Не отвечая, валькирия исцеляющего копья ухом приникла к его груди.
– Так и есть! Он жив! – сказала она радостно.
– Странное сердце. Уцелеть после такого удара таким мечом! – хмыкнула Филомена.
Хаара поморщилась.
– Гелате мерещится! Она, как всегда, в своем репертуаре. Я еще не забыла, как зимой в лесу она едва не провалила операцию, когда вместо того чтобы напасть на стражей с тыла, стала оживлять какую-то замерзшую синицу, – уронила она.
– Перестань, Хаара! Да говорю же тебе: его сердце хоть и медленно, но бьется. Послушай сама! Пожалуй, я могла бы даже попытаться исцелить его, – жизнерадостно предложила Гелата.
– Похоже, он и без тебя справиться… Недаром говорят, что у некромагов по семь смертей и они не могут уйти, не передав своего дара, – вспомнила Радулга.
– Здесь не такой случай… Он не столько некромаг, сколько нечто иное… – о чем-то смутно догадываясь, сказал Эссиорх.
Все же он опустился на колени рядом с Гелатой и осторожно наложил ладонь на рану, оставленную мечом Мефодия.
Тот прав, кто громче и с большей убедительностью крикнет на другого.
Л.Н. Толстой
Эдя Хаврон не испытал ни малейшего удовольствия, проснувшись в ту злополучную ночь. Ощутив страшное неудобство и холод, он решил, что соскользнуло одеяло, и попытался перевернуться на бок, чтобы найти его на полу. Напрасная попытка.
Повернуться он так и не сумел. В запястья ему врезались веревки. Еще одна веревка перехлестывала его ноги. Эдя несколько раз недоверчиво дернулся, пока не убедился, что прочно привязан к кровати. Относительно свободно двигалась только голова. Эдя повернул ее и в темноте, на фоне синеющего прямоугольника окна, увидел силуэт. Женщина – а судя по очертаниям фигуры, это была женщина – стояла к нему спиной, лицом повернувшись к окну, и что-то озабоченно разглядывала.
Эдя вопросительно скосил глаза в сторону той части комнаты, что занимала его сестра, но тотчас вспомнил, что Зозо ночует у подруги. И очень маловероятно, что у нее возникла охота приезжать среди ночи для того только, чтобы связать брата веревкой. Такое продуманное злодейство было вообще не в характере Зозо. Она скорее бы уж метнула под горячую руку сахарницу или бросилась колотить брата диванной подушкой.

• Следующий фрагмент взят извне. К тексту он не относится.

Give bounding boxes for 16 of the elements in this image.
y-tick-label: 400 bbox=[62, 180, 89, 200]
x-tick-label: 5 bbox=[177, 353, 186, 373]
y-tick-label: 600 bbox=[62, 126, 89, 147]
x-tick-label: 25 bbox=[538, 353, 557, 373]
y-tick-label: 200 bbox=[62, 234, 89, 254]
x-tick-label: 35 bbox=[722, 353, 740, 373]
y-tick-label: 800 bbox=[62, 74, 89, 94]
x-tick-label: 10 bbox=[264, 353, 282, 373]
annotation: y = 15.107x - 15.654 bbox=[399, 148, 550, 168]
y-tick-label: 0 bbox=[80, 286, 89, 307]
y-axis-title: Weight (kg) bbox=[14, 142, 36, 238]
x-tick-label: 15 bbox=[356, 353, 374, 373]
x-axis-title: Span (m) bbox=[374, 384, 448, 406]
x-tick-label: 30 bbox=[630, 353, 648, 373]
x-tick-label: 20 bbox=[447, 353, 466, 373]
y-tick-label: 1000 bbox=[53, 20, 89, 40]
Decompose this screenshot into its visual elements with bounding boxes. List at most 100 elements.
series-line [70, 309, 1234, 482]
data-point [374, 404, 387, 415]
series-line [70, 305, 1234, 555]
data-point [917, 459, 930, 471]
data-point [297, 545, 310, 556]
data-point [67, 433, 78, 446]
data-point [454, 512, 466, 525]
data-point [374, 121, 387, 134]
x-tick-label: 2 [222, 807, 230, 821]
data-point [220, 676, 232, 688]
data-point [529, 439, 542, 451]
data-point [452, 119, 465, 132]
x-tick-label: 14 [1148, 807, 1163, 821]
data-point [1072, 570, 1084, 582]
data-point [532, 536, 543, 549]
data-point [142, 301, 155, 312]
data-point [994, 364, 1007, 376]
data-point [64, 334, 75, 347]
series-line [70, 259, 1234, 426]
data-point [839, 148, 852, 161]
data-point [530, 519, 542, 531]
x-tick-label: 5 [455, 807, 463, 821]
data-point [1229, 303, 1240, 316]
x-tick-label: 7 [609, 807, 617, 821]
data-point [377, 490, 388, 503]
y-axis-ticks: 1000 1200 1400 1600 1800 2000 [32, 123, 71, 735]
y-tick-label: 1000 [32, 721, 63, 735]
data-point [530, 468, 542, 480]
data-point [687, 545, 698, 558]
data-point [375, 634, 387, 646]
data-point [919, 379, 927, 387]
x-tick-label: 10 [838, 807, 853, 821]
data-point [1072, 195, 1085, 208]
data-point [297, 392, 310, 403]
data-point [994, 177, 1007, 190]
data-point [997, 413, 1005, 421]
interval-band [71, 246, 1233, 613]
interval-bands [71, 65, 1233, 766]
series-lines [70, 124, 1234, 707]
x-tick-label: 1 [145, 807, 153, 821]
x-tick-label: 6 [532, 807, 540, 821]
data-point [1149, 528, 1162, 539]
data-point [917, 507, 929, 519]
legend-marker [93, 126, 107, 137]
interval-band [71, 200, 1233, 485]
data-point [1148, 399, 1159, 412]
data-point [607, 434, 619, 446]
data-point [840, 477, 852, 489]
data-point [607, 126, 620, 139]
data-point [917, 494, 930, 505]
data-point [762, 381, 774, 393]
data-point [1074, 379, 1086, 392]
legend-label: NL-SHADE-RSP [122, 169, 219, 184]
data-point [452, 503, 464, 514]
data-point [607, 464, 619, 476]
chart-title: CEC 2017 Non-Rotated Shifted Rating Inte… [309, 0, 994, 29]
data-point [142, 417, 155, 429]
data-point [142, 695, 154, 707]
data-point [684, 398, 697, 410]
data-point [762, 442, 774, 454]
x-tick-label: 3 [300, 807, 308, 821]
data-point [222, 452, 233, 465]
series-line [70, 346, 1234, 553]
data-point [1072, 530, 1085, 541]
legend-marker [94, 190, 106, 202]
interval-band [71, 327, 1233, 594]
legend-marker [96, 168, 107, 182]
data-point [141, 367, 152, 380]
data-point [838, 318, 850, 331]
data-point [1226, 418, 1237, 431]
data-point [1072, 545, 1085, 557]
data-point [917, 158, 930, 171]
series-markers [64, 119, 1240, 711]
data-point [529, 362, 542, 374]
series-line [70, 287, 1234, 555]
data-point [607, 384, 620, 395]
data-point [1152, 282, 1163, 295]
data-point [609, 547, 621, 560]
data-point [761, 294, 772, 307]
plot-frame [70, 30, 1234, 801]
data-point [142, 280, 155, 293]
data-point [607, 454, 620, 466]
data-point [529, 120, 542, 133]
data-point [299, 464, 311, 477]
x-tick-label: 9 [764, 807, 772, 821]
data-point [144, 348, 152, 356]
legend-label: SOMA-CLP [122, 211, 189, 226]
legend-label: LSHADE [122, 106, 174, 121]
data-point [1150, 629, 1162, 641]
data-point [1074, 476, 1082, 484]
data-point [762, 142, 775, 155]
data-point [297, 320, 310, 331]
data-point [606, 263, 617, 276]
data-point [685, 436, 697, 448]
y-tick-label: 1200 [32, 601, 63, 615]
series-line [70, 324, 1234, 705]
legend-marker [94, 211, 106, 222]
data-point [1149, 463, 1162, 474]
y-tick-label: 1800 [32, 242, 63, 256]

– Эй! Кто тут? – окликнул Хаврон нервно.
Женщина обернулась. Черты ее лица во мраке казались расплывчатыми. Эдя узнал свою невесту. В неверном лунном свете в руке Милы что-то беллетристически сверкнуло. Хаврон сообразил, что Мила зачем-то взяла большой кухонный нож для разделки мяса.
– Что за фокусы, милая? Где ты взяла веревку? – с предельной мягкостью поинтересовался он.
Проигнорировав вопрос, Мила озабоченно потрогала лезвие большим пальцем.
– Я думала, острее... Ну, ничего, в крайнем случае, можно и когтями! – пробормотала она деловито.
Эде стало жутко. Веревка, лунная ночь и девушка с ножом, определенно сбежавшая из психиатрической лечебницы. Прекрасные декорации для городского романа с заскоками.
– Мила, что с тобой? – спросил он. Его невеста скривилась.
– Я не Мила. Прекрати произносить это нелепое имя!
– Не Мила? А кто ты?
– Зуймурзунг.
– Как-как?
– Зуймурзунг. Имя Мила подыскала мне Байтуй. Это единственное человеческое женское имя, которое она вспомнила. Я не вспомнила вообще ни одного, – холодно сказала невеста Эди.